I can attest through firsthand experience how easy it is to become addicted to prescription painkillers, anxiolytics/benzodiazepines and nonbenzodiazepine hypnotics designed to treat acute insomnia. Not even a month after fracturing my fibula and tibia on my left foot following a skydiving accident, I slowly built up an addiction to opioids.
It started off with Vicodin, then I eventually graduated to hydromorphone, methadone and eventually morphine. And of course, I, like many others who became addicts, shared the mindset that “This can’t happen to me!” Boy, was I wrong. Luckily, I had great, positive people and family around me who helped me wean off them completely — and yes, it is true, withdrawals are f*cking hell! Unfortunately for many others, a loving support group like the one I was fortunate enough to have is pretty damn rare.

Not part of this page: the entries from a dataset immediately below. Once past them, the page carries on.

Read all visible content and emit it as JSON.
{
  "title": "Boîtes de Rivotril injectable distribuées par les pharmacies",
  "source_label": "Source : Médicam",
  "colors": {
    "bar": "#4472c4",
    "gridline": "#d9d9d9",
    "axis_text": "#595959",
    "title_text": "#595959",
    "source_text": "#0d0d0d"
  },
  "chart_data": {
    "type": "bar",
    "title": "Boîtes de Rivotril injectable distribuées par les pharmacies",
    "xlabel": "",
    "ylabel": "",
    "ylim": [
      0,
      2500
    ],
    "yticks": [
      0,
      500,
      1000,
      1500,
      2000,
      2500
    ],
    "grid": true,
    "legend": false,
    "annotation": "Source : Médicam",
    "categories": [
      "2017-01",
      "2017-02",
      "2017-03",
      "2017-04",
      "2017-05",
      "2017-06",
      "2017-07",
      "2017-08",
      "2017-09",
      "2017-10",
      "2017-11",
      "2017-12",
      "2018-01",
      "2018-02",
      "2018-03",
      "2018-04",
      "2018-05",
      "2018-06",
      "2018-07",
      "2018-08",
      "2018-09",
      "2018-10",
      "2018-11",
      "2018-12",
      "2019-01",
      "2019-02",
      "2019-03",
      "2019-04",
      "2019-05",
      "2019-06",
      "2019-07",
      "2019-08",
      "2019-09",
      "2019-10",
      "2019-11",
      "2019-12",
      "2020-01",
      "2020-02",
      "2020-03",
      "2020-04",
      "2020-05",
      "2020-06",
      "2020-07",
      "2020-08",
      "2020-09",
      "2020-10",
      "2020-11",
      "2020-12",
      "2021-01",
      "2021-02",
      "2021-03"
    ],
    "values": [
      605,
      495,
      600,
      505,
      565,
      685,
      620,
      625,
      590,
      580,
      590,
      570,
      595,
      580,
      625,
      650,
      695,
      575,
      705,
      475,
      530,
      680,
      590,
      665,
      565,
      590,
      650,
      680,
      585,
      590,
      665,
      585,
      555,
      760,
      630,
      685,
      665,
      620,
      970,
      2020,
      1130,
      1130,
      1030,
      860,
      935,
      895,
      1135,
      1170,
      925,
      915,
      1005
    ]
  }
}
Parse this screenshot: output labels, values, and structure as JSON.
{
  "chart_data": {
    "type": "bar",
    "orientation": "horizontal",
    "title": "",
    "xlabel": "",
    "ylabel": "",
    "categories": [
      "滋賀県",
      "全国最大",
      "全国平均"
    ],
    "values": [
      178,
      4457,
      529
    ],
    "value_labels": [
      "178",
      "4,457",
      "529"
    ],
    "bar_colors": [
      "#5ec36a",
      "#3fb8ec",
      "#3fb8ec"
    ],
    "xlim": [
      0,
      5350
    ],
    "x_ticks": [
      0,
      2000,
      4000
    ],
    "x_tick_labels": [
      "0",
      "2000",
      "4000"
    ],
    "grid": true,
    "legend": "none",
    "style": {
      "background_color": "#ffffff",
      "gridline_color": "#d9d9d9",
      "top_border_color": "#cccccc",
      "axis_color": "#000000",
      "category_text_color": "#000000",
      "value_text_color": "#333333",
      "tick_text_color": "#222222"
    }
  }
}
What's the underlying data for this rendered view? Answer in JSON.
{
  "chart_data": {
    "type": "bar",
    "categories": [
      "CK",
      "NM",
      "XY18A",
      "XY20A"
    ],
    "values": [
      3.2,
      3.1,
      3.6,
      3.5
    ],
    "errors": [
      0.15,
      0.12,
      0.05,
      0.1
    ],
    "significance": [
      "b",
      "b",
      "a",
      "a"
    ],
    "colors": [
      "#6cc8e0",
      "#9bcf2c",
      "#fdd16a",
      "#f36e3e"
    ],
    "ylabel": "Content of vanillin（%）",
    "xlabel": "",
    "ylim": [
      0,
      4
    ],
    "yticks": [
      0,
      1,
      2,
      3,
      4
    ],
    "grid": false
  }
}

Macklemore humbly shares his experiences with his opioid addiction, before President Obama shared some startling statistics about drug overdoses and the fact that “44% of Americans know someone who has been addicted to prescription painkillers.”
This recent weekly address from our Commander In Chief comes months after his administration proposed to set aside $1.1B in a “new mandatory funding over two years to expand access to treatment for prescription drug abuse and heroin use,” which will include:
• $920 million to support cooperative agreements with States to expand access to medication-assisted treatment for opioid use disorders. States will receive funds based on the severity of the epidemic and on the strength of their strategy to respond to it. States can use these funds to expand treatment capacity and make services more affordable.
• $50 million in National Health Service Corps funding to expand access to substance use treatment providers. This funding will help support approximately 700 providers able to provide substance use disorder treatment services, including medication-assisted treatment, in areas across the country most in need of behavioral health providers.
• $30 million to evaluate the effectiveness of treatment programs employing medication-assisted treatment under real-world conditions and help identify opportunities to improve treatment for patients with opioid use disorders.